— Не нравиться может как громко, так и тихо. — Кагет улыбнулся роскошной дипломатической улыбкой. — Поскольку я следую к своему государю с важным донесением, я не должен заезжать в чужие замки.
— Если замок чужой, — слегка удивился талигоец, — как на нем оказался этот лилион?
— Казар Баата увидел свет в Хандаве, и, когда он был коронован, крепость получила право на «сердце солнца». Конечно, бакраны могут его снять… Мы простимся на мосту.
Мост виконта более чем устраивал. Как и отсутствие в Хандаве Бааты.
— Желаю вам побыстрее понять, нравится ли вам… последняя кагетская мода. — Марсель сверкнул зубами вряд ли хуже кагета или волкодава. — Только не говорите мне, что в ваши годы поздно менять покрой камзола… Простите, запамятовал, как называется то, что на вас надето.
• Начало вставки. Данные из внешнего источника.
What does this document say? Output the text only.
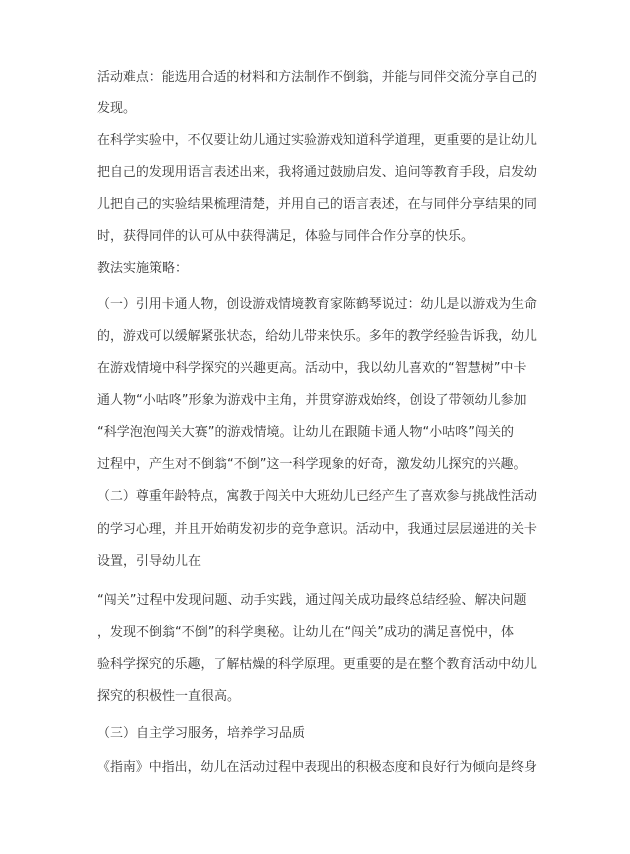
活动难点：能选用合适的材料和方法制作不倒翁，并能与同伴交流分享自己的
发现。
在科学实验中，不仅要让幼儿通过实验游戏知道科学道理，更重要的是让幼儿
把自己的发现用语言表述出来，我将通过鼓励启发、追问等教育手段，启发幼
儿把自己的实验结果梳理清楚，并用自己的语言表述，在与同伴分享结果的同
时，获得同伴的认可从中获得满足，体验与同伴合作分享的快乐。
教法实施策略：
（一）引用卡通人物，创设游戏情境教育家陈鹤琴说过：幼儿是以游戏为生命
的，游戏可以缓解紧张状态，给幼儿带来快乐。多年的教学经验告诉我，幼儿
在游戏情境中科学探究的兴趣更高。活动中，我以幼儿喜欢的“智慧树”中卡
通人物“小咕咚”形象为游戏中主角，并贯穿游戏始终，创设了带领幼儿参加
“科学泡泡闯关大赛”的游戏情境。让幼儿在跟随卡通人物“小咕咚”闯关的
过程中，产生对不倒翁“不倒”这一科学现象的好奇，激发幼儿探究的兴趣。
（二）尊重年龄特点，寓教于闯关中大班幼儿已经产生了喜欢参与挑战性活动
的学习心理，并且开始萌发初步的竞争意识。活动中，我通过层层递进的关卡
设置，引导幼儿在
“闯关”过程中发现问题、动手实践，通过闯关成功最终总结经验、解决问题
，发现不倒翁“不倒”的科学奥秘。让幼儿在“闯关”成功的满足喜悦中，体
验科学探究的乐趣，了解枯燥的科学原理。更重要的是在整个教育活动中幼儿
探究的积极性一直很高。
（三）自主学习服务，培养学习品质
《指南》中指出，幼儿在活动过程中表现出的积极态度和良好行为倾向是终身
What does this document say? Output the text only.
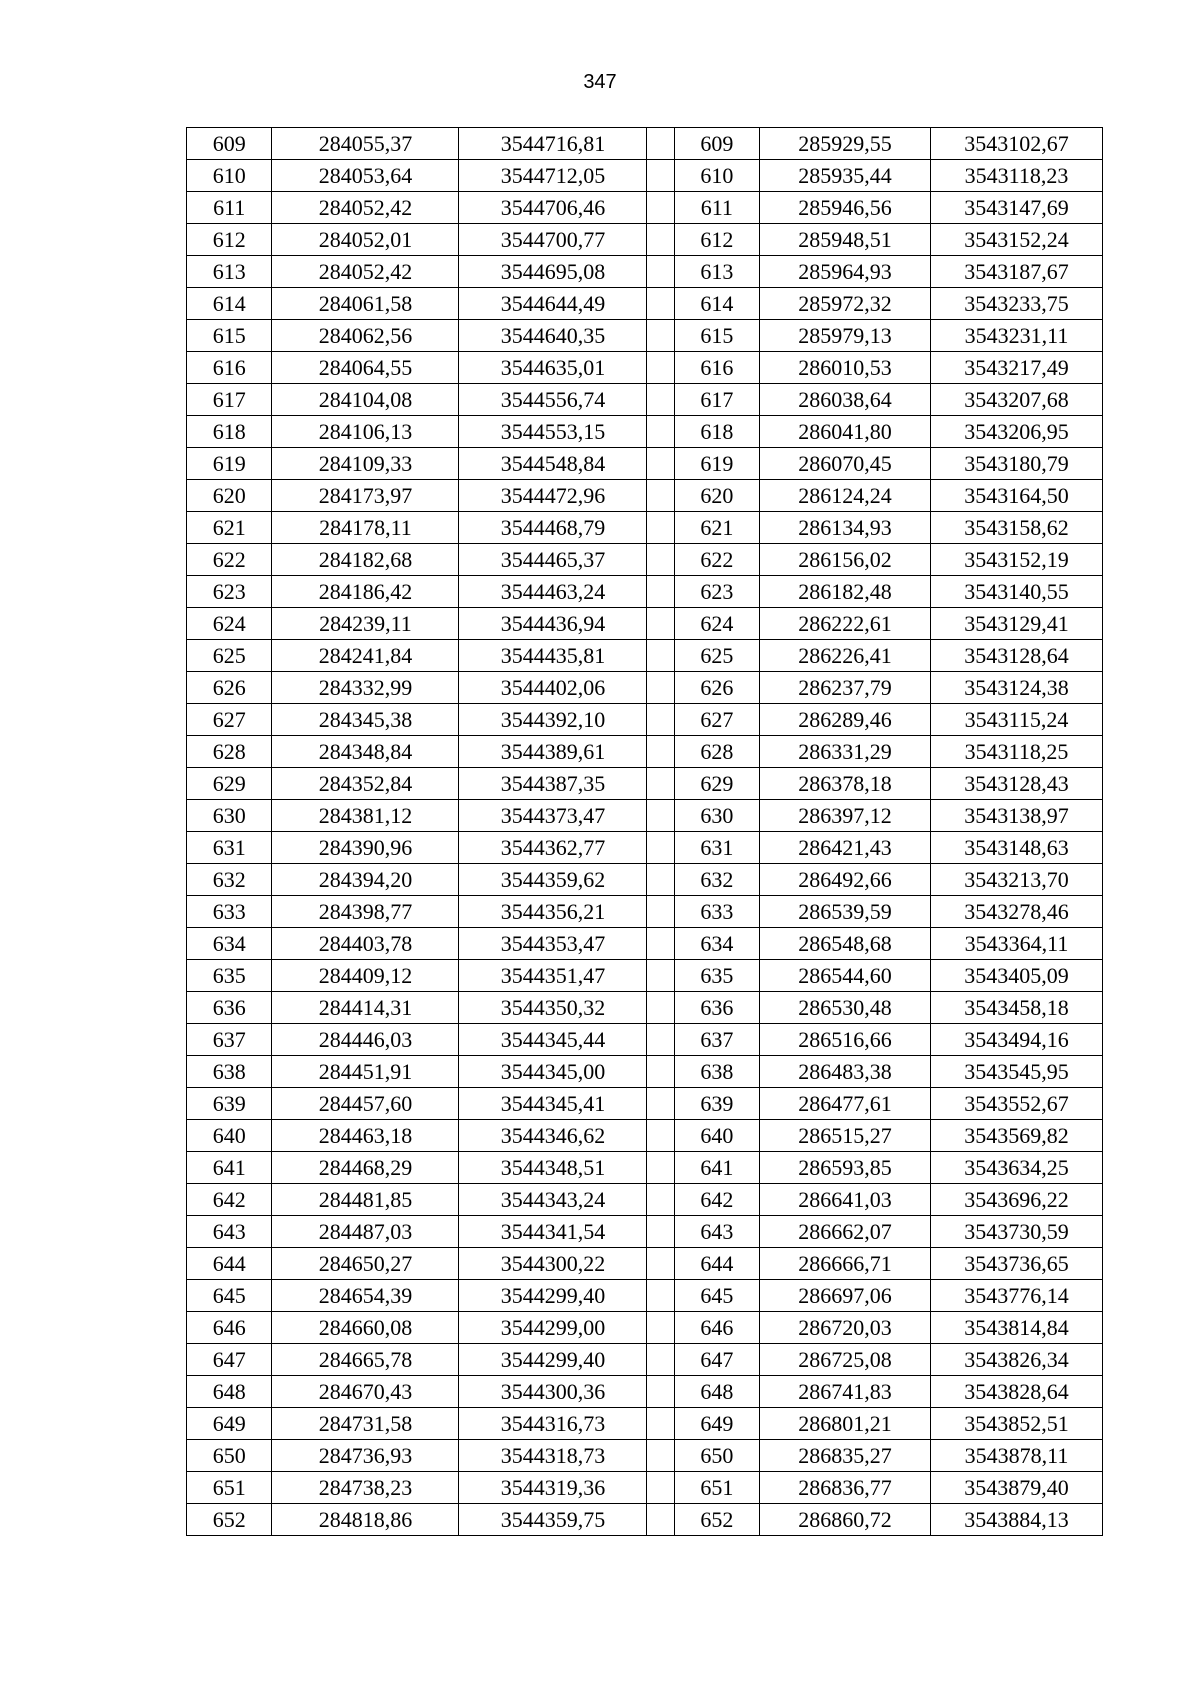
347
609	284055,37	3544716,81		609	285929,55	3543102,67
610	284053,64	3544712,05		610	285935,44	3543118,23
611	284052,42	3544706,46		611	285946,56	3543147,69
612	284052,01	3544700,77		612	285948,51	3543152,24
613	284052,42	3544695,08		613	285964,93	3543187,67
614	284061,58	3544644,49		614	285972,32	3543233,75
615	284062,56	3544640,35		615	285979,13	3543231,11
616	284064,55	3544635,01		616	286010,53	3543217,49
617	284104,08	3544556,74		617	286038,64	3543207,68
618	284106,13	3544553,15		618	286041,80	3543206,95
619	284109,33	3544548,84		619	286070,45	3543180,79
620	284173,97	3544472,96		620	286124,24	3543164,50
621	284178,11	3544468,79		621	286134,93	3543158,62
622	284182,68	3544465,37		622	286156,02	3543152,19
623	284186,42	3544463,24		623	286182,48	3543140,55
624	284239,11	3544436,94		624	286222,61	3543129,41
625	284241,84	3544435,81		625	286226,41	3543128,64
626	284332,99	3544402,06		626	286237,79	3543124,38
627	284345,38	3544392,10		627	286289,46	3543115,24
628	284348,84	3544389,61		628	286331,29	3543118,25
629	284352,84	3544387,35		629	286378,18	3543128,43
630	284381,12	3544373,47		630	286397,12	3543138,97
631	284390,96	3544362,77		631	286421,43	3543148,63
632	284394,20	3544359,62		632	286492,66	3543213,70
633	284398,77	3544356,21		633	286539,59	3543278,46
634	284403,78	3544353,47		634	286548,68	3543364,11
635	284409,12	3544351,47		635	286544,60	3543405,09
636	284414,31	3544350,32		636	286530,48	3543458,18
637	284446,03	3544345,44		637	286516,66	3543494,16
638	284451,91	3544345,00		638	286483,38	3543545,95
639	284457,60	3544345,41		639	286477,61	3543552,67
640	284463,18	3544346,62		640	286515,27	3543569,82
641	284468,29	3544348,51		641	286593,85	3543634,25
642	284481,85	3544343,24		642	286641,03	3543696,22
643	284487,03	3544341,54		643	286662,07	3543730,59
644	284650,27	3544300,22		644	286666,71	3543736,65
645	284654,39	3544299,40		645	286697,06	3543776,14
646	284660,08	3544299,00		646	286720,03	3543814,84
647	284665,78	3544299,40		647	286725,08	3543826,34
648	284670,43	3544300,36		648	286741,83	3543828,64
649	284731,58	3544316,73		649	286801,21	3543852,51
650	284736,93	3544318,73		650	286835,27	3543878,11
651	284738,23	3544319,36		651	286836,77	3543879,40
652	284818,86	3544359,75		652	286860,72	3543884,13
— Гав-быр-гав-гав, — пролаял Бурраз. Повторять виконт не рискнул, это сделал вертевшийся возле всадников Котик, растерявший в дороге последнюю львиность.
— Он запомнит, — пообещал Валме и протянул руку. Рукопожатие вышло не столько посольским, сколько боевым, и кавалькада в шикарных «гавбырах» устремилась по следу Лисенка. Валме подождал, пока кагеты не исчезнут из виду, и завернул мориску к Хандаве, даже не глянув на свой эскорт и следующего с оным смиренного брата Сэц-Гайярэ.
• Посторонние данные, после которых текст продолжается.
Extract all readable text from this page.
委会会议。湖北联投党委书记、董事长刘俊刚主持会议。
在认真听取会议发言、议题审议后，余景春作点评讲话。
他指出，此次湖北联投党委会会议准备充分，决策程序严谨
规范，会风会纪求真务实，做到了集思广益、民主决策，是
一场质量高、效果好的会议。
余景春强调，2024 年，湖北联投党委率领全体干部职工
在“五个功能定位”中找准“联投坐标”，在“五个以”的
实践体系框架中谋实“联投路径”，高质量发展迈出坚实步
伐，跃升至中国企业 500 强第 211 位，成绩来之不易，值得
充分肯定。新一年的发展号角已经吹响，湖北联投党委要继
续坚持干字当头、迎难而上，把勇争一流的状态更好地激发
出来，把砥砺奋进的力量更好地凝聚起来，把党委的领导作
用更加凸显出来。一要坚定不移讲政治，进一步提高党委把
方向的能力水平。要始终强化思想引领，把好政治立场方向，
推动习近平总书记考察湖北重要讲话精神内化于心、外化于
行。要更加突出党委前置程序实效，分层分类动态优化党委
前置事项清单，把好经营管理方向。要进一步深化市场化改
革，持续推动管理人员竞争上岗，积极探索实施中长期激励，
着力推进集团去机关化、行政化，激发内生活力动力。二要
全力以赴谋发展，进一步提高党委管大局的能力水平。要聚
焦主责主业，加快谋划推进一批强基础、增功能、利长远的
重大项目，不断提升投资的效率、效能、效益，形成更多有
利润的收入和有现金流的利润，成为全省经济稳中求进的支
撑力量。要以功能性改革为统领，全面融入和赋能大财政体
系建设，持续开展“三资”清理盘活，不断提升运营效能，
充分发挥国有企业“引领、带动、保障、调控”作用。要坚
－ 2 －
Массивные, сложенные из здоровенных камней стены вырастали стремительно, заслоняя и окрестные горы, и небо; теперь, чтобы разглядеть реющую штуковину, пришлось бы задирать голову до потери шляпы. Шляпу Марсель давно променял на кэналлийский берет, но взирать на «сердце солнца» все равно не хотелось.
—
Рассказывать про Алву Марсель не собирался, будь его воля, виконт и про Олларию умолчал бы, только дорогой Бурраз и явно не дешевый Пьетро выбора не оставляли. Да и Дьегаррон с его адуанами за прошедшие недели успел узнать слишком много, чтобы вранье имело смысл.
Раздавшийся в ответ надсадный и при этом жизнеутверждающий вой мог бы испугать, но Валме помнил длиннющие бакранские трубы и знал, что ревут они исключительно от радости. О бедах дети козла предпочитали молчать.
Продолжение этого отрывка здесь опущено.